We know what good borrower oversight looks like because we built and maintained it inside institutions where LP scrutiny, audit standards, and credit committee expectations were live constraints — not abstract principles.
We bring institutional-grade credit monitoring discipline to funds that need the control quality of a dedicated portfolio management function — without the fixed cost of building one internally. You get consistent borrower coverage, analyst-reviewed outputs, and defensible impairment evidence, regardless of internal team capacity.

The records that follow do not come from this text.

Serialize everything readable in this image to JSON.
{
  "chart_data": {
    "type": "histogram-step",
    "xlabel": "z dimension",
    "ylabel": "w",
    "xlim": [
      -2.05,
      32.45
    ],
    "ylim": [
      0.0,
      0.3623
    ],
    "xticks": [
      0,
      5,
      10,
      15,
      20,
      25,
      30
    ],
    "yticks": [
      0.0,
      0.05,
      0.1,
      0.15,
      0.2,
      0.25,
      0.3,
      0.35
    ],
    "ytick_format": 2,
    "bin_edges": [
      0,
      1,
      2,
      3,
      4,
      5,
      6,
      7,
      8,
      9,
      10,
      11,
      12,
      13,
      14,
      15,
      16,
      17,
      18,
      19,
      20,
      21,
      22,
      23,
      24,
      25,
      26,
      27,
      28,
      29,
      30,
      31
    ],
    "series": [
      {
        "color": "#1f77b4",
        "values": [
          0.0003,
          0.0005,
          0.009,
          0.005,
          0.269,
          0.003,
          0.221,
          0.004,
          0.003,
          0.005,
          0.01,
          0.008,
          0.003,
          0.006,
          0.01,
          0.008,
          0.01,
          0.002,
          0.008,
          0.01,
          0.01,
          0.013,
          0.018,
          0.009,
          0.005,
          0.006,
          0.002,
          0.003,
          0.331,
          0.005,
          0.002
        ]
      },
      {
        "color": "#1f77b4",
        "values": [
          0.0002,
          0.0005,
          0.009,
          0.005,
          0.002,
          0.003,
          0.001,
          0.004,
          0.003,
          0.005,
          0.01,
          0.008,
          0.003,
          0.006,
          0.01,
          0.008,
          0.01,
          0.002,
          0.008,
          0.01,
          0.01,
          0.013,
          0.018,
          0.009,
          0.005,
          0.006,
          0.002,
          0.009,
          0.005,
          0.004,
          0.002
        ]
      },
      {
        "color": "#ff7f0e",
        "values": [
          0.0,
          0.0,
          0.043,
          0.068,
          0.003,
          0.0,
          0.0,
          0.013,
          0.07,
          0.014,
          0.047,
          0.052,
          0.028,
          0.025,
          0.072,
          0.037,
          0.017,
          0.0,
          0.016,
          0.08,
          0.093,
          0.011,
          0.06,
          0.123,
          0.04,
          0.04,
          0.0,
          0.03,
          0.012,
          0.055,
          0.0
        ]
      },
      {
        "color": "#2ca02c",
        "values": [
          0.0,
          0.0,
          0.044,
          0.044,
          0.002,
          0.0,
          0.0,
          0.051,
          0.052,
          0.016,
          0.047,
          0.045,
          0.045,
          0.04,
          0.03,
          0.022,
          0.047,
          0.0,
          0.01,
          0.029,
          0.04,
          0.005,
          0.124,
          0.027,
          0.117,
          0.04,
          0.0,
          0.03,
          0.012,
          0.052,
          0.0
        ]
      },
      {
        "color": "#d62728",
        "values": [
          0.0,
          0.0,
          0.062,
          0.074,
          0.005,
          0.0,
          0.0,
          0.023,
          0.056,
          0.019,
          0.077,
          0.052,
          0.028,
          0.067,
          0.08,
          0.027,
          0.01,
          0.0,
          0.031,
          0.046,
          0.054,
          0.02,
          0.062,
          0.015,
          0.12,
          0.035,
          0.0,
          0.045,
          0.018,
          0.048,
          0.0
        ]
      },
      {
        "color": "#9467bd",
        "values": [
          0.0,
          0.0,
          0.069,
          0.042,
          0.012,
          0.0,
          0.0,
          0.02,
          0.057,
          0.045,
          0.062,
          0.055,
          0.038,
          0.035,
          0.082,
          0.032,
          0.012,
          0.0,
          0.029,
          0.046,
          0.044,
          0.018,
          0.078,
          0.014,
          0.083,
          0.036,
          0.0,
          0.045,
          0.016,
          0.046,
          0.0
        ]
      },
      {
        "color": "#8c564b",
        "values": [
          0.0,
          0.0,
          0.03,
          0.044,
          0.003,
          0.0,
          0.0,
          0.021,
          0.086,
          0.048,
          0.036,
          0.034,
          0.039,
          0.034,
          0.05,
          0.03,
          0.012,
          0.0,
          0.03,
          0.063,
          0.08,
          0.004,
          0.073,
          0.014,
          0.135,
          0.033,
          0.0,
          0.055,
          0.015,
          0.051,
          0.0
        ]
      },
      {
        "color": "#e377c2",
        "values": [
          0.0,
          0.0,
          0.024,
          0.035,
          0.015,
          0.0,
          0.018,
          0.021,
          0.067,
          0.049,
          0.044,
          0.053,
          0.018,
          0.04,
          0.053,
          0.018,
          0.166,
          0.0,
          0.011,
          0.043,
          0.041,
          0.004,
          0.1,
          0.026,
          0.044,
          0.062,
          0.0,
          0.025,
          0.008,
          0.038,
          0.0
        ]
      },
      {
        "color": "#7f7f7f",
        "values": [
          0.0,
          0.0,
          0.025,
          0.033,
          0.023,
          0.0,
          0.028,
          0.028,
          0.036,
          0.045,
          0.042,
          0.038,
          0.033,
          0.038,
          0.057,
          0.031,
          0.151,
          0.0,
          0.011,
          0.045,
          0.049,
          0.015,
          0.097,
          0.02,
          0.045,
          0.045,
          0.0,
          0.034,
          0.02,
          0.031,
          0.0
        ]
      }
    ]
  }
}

We begin with a controlled diagnostic across a selected cohort of borrowers — so you see real analyst work on your actual book before deciding whether to expand the mandate.
Select five to fifteen borrowers that best represent the monitoring challenge — a mix of performing credits, near-miss situations, and known watchlist names is a useful starting point. We work from your existing files. No new data requirements.
Full analyst-reviewed output across the selected borrowers — covenants, repayment, watchlist, document exceptions, collateral gaps, and impairment support. Delivered within an agreed timeframe.
Review the output with your team. If it adds value, we expand the mandate across the full book on a monthly cycle — aligned to your reporting calendar. If not, you keep everything produced. No obligation either way.